In 2024, the company received a $1 million Phase II NSF award to expand its African language translation API and continue developing speech and language models tailored to tonal languages.
The project supports the creation of multilingual translation models, speech-to-text systems trained on African speech datasets, text-to-speech voice models, and scalable APIs that allow African language capabilities to be integrated into digital platforms.
Together, these efforts are helping build one of the largest structured datasets focused specifically on African languages.
Aligning with Nigeria’s AI ambitions
The partnership also aligns with Nigeria’s broader digital strategy led by the Federal Ministry of Communications, Innovation and Digital Economy, headed by Dr. Bosun Tijani.
Before joining government, Tijani co-founded Co-Creation Hub (CcHUB), one of Africa’s most influential technology innovation centers.

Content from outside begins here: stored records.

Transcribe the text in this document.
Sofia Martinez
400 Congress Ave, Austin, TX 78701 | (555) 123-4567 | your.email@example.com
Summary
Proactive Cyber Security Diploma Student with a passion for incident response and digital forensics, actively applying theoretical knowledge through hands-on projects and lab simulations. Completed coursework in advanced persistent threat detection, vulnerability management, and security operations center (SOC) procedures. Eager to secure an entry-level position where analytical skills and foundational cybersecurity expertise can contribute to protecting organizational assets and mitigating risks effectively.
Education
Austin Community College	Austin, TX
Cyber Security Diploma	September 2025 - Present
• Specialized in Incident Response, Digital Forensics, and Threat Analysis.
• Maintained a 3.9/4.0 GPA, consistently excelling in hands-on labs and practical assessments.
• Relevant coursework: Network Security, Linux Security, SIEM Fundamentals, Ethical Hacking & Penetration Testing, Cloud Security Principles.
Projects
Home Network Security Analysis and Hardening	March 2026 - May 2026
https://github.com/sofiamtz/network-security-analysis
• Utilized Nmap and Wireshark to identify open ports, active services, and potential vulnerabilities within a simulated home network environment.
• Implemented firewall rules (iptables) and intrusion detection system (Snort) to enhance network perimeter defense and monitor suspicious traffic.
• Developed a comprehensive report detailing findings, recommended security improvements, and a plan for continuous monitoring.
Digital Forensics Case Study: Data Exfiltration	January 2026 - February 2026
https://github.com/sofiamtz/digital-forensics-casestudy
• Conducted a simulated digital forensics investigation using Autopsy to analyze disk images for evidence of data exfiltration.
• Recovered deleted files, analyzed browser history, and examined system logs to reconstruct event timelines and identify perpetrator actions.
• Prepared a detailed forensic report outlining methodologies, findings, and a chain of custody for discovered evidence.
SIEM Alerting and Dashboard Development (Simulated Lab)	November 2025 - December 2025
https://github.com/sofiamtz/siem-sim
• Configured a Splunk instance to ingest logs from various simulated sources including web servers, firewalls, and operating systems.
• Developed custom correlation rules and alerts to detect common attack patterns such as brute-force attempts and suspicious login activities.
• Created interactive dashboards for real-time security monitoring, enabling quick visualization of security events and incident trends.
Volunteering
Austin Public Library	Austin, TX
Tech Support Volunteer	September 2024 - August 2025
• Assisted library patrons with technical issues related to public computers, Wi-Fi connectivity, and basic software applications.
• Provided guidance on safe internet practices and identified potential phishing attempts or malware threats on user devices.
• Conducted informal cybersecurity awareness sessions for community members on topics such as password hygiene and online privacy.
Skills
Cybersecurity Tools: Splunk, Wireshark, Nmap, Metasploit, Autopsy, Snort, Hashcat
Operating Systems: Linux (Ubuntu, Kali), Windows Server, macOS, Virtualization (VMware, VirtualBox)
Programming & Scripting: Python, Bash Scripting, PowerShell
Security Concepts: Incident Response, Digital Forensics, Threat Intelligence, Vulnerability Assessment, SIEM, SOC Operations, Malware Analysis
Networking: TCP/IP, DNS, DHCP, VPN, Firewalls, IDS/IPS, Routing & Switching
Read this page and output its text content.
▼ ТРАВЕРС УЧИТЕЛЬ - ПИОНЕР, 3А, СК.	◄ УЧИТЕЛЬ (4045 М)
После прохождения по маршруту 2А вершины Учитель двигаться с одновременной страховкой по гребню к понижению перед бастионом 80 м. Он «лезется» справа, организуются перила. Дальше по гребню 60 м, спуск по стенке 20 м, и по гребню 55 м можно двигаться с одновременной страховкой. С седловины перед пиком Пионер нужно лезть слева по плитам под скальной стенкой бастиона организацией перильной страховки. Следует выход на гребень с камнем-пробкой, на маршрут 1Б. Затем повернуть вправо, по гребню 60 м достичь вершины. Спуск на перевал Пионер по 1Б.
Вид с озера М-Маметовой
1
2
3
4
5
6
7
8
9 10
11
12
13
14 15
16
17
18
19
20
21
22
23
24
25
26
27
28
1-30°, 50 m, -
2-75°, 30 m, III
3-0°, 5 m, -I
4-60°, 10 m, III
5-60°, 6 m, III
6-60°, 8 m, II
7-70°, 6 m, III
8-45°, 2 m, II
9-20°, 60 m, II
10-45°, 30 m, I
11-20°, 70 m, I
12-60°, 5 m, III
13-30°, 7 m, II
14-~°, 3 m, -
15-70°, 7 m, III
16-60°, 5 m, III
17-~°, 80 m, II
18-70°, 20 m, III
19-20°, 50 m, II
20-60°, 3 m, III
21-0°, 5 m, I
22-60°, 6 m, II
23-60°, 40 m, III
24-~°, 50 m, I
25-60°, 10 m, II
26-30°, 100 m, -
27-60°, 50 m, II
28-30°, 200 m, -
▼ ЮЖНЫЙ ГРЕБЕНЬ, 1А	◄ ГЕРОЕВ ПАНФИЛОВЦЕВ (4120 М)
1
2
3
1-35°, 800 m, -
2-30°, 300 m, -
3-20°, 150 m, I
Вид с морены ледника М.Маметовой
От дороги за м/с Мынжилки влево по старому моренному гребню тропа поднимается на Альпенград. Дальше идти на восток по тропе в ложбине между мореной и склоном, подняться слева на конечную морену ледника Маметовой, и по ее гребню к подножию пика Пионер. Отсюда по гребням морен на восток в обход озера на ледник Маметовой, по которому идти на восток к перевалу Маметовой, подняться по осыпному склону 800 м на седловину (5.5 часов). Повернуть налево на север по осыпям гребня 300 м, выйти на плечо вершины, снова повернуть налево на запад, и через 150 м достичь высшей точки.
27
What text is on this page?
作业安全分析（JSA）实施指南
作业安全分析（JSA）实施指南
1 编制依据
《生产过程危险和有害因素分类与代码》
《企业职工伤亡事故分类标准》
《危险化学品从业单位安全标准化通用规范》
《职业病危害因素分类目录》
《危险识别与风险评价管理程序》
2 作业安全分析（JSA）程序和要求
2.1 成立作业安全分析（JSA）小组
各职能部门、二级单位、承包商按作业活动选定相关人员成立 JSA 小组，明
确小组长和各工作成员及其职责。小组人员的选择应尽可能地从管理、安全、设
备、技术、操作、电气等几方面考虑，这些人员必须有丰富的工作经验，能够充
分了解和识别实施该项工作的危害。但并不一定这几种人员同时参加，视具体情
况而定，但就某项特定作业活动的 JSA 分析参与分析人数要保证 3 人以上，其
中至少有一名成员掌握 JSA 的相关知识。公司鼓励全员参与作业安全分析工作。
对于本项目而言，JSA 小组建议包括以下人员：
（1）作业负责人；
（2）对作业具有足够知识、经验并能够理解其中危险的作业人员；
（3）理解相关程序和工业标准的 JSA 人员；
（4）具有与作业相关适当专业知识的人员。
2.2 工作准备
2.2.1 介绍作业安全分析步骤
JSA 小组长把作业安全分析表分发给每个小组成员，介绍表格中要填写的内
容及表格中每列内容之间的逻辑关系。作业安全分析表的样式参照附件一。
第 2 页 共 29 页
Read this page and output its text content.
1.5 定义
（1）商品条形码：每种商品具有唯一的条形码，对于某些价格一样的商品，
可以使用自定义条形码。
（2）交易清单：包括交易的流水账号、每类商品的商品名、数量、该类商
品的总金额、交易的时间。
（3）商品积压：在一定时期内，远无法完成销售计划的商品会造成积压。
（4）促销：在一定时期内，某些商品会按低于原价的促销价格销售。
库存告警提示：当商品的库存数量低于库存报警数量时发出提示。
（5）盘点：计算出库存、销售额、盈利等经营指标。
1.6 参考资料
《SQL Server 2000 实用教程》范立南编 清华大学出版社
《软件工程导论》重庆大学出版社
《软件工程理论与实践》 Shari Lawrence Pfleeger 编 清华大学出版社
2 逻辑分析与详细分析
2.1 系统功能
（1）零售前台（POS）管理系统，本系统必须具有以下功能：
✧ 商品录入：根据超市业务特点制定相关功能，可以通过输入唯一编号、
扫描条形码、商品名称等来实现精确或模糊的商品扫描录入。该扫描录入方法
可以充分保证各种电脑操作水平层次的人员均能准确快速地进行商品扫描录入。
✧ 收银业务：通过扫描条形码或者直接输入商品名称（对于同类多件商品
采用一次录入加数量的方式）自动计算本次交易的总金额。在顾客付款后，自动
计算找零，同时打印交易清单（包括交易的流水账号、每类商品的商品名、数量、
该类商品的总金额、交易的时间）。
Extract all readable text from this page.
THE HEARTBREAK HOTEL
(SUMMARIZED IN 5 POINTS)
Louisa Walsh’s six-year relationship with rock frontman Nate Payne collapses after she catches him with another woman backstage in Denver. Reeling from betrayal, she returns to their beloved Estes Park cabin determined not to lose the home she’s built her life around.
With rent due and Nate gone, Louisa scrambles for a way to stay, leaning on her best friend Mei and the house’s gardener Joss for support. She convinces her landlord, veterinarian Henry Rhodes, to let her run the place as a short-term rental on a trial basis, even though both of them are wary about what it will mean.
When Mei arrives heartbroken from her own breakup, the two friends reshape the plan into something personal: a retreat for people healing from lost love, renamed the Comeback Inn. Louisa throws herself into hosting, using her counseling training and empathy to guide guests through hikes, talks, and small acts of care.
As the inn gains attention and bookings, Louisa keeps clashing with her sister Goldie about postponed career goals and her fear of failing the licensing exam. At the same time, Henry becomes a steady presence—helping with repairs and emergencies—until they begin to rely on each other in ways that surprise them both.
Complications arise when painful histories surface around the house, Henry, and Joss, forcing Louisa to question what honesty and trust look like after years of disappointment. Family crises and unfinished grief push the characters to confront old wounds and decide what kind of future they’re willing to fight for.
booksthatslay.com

Since entering public office, his ministry has been pushing initiatives aimed at positioning Nigeria as a global hub for artificial intelligence and digital innovation.
One of those initiatives, the 3 Million Technical Talent (3MTT) program, is focused on training millions of Nigerians in digital and AI-related skills.
Through the collaboration with NKENNEAi, NITDA is exploring how locally developed AI infrastructure can help serve Nigeria’s multilingual population while strengthening the country’s domestic AI capabilities.
Building the workforce behind language AI
The partnership will also focus on developing the workforce needed to sustain African language AI systems.
Planned programs include training AI data annotators, natural language processing engineers, and public-sector technical teams who will support language dataset development and system deployment.
The goal is to ensure that African language AI is not only built for the continent, but built by the people who understand its languages and cultures best.
Why language AI matters
Africa’s digital economy is growing rapidly, but language remains a major barrier to access.
Millions of Africans are more comfortable communicating in indigenous languages than in English. Yet most digital platforms from banking apps to healthcare systems are still designed primarily for English-speaking users.
Without language accessibility, large segments of the population remain excluded from digital services.
AI-powered language infrastructure could help change that by enabling platforms to communicate with users in the languages they speak every day.
Building Africa’s language future
Global technology companies are beginning to recognize the importance of African languages. Firms like Google have recently expanded AI and search support for languages including Yoruba and Hausa.
But while global companies are gradually adding African languages to their systems, NKENNEAi is focused on building infrastructure designed specifically for the continent’s linguistic complexity.
“African languages are deeply tonal, contextual, and culturally rich,” Odokara-Okigbo said. “Building AI that truly understands them requires infrastructure designed specifically for those languages.”
Through its partnership with NITDA, NKENNEAi plans to roll out its technology in stages, beginning with pilot integrations in government systems, expansion into additional languages, and workforce training programs.
The long-term goal is to build a national infrastructure layer for African language AI, positioning Nigeria as a leader in one of the most overlooked areas of global artificial intelligence.
For NKENNEAi, the mission goes beyond technology. It is about ensuring that African languages remain visible, usable, and alive in the age of AI.